America has Mickey Mouse, Japan has Hello Kitty and Hong Kong has McDull.

McDull does not have beauty, brains, wealth or even good luck. He is slow and fat. His father has disappeared and his mother is bringing him up on her own in some poor part of Hong Kong that is dirty and falling apart. She is stern and expects too much of him. Yet he has a big heart and big dreams.When one thing fails, he tries another,never giving up, never losing heart. His hero is Lee Lai-Shan, the only person from Hong Kong ever to win an Olympic gold medal. McDull’s head may be in the clouds but his heart is in the right place – even if his bowels are always getting him into trouble!

His stories are heartwarming, somewhat sad but full of laughs – even if you do not get the tongue-in-cheek satire on Hong Kong life and the play on Cantonese slang. The stories show a deep, bittersweet love for Hong Kong. Told through the eyes of a boy, they have the wisdom of years.

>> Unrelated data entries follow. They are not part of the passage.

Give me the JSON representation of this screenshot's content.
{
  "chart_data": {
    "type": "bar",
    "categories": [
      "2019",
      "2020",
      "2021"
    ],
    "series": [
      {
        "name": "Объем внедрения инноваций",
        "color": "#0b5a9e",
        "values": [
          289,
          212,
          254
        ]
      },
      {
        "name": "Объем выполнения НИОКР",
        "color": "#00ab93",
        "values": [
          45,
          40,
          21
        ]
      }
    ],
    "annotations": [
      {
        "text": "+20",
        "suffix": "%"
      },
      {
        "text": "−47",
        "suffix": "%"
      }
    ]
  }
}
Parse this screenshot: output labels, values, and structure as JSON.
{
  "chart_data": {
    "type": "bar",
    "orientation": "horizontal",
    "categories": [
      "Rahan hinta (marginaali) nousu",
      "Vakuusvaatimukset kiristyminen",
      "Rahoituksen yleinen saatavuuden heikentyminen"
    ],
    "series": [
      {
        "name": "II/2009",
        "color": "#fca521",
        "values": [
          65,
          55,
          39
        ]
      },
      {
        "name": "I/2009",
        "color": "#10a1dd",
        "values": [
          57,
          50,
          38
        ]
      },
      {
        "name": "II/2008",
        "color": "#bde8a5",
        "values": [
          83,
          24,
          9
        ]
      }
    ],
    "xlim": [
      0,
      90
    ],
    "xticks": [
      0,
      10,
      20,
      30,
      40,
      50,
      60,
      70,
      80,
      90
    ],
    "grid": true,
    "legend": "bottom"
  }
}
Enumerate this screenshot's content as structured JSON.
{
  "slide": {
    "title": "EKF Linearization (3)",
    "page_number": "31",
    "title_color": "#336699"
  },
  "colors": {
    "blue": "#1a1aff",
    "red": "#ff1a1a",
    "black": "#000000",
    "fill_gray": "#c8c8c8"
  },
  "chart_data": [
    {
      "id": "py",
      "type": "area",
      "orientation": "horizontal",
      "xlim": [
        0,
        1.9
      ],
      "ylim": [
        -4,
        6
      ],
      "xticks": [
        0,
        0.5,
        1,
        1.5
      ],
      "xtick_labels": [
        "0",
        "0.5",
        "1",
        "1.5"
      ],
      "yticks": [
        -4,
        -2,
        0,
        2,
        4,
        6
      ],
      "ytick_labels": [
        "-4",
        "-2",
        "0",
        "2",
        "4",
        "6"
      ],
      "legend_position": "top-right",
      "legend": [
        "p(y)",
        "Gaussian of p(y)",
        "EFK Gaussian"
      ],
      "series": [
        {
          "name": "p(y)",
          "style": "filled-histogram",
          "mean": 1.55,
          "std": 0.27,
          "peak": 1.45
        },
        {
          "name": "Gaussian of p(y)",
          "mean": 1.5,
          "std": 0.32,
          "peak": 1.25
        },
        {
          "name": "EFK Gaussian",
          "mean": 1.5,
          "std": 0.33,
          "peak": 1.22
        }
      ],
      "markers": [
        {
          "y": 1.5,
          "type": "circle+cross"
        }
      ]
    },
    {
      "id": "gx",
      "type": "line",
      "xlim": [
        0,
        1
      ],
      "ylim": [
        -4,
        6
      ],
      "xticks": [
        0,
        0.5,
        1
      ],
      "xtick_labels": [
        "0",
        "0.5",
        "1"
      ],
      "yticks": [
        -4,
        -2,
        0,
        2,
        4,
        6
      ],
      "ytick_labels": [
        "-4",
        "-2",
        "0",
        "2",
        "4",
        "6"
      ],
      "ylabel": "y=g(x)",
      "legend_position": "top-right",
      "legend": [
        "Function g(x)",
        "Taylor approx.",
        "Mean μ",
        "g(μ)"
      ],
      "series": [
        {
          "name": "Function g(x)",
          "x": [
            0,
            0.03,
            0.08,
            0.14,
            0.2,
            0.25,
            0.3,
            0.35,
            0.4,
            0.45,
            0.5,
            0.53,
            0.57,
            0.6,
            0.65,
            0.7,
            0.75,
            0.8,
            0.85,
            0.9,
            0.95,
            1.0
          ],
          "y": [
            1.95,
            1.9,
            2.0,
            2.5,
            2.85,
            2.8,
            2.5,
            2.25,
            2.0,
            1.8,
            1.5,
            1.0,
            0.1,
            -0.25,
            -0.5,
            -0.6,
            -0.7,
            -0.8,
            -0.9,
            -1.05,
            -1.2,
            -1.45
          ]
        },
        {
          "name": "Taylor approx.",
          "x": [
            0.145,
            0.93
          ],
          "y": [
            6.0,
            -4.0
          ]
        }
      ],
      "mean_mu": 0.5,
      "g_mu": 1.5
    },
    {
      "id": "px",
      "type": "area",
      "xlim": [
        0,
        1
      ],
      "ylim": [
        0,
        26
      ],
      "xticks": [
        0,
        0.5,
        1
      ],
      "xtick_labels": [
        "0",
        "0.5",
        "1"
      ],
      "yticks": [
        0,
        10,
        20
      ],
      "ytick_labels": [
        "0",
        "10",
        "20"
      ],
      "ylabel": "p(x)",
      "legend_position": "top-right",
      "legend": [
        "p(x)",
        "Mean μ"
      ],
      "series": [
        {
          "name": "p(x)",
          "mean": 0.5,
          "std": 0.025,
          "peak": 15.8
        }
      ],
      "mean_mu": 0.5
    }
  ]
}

Unlike Disney, nothing is cleaned up and made to seem better than it is; no smiley face is pasted over life’s troubles. Its sense of the world is urban whereas Disney’s is suburban.

McDull is the creation of artist Alice Mak and writer Brian Tse. McDull started out as a character in the comic books of his distant cousin, McMug. By the 1990s he had his own comic books. In the 2000s he had his own films.

The first film was “My Life as McDull” (2001). The fourth and latest one came out just last summer, “McDull Kungfu Kindergarten” (2009). The films mix together drawings with computer animation and live action shots.

McDull’s teacher is Ms Chan. She looks like a white woman with wavy brown hair but acts like she is Chinese. The same with the school’s headmaster. Even strangers in the streets of Hong Kong look like them. Curious.

One night McDull makes a little man named Excreman out of his dung (there is quite a bit of bathroom humour in these stories). He gives him a scarf of toilet paper and a small cup for a hat. Together in the middle of the night they go to Dung World. There Excreman tells him of his dream of helping flowers to grow. Before he brings McDull back to his room he says:

Remember us whenever you see the humblest, the deserted and the despised.

I found out about McDull while reading about Lou Jing, the half-black singer from Shanghai. People called her “Stupid” when she was growing up. She said that McDull would tell them that she is not stupid but kind.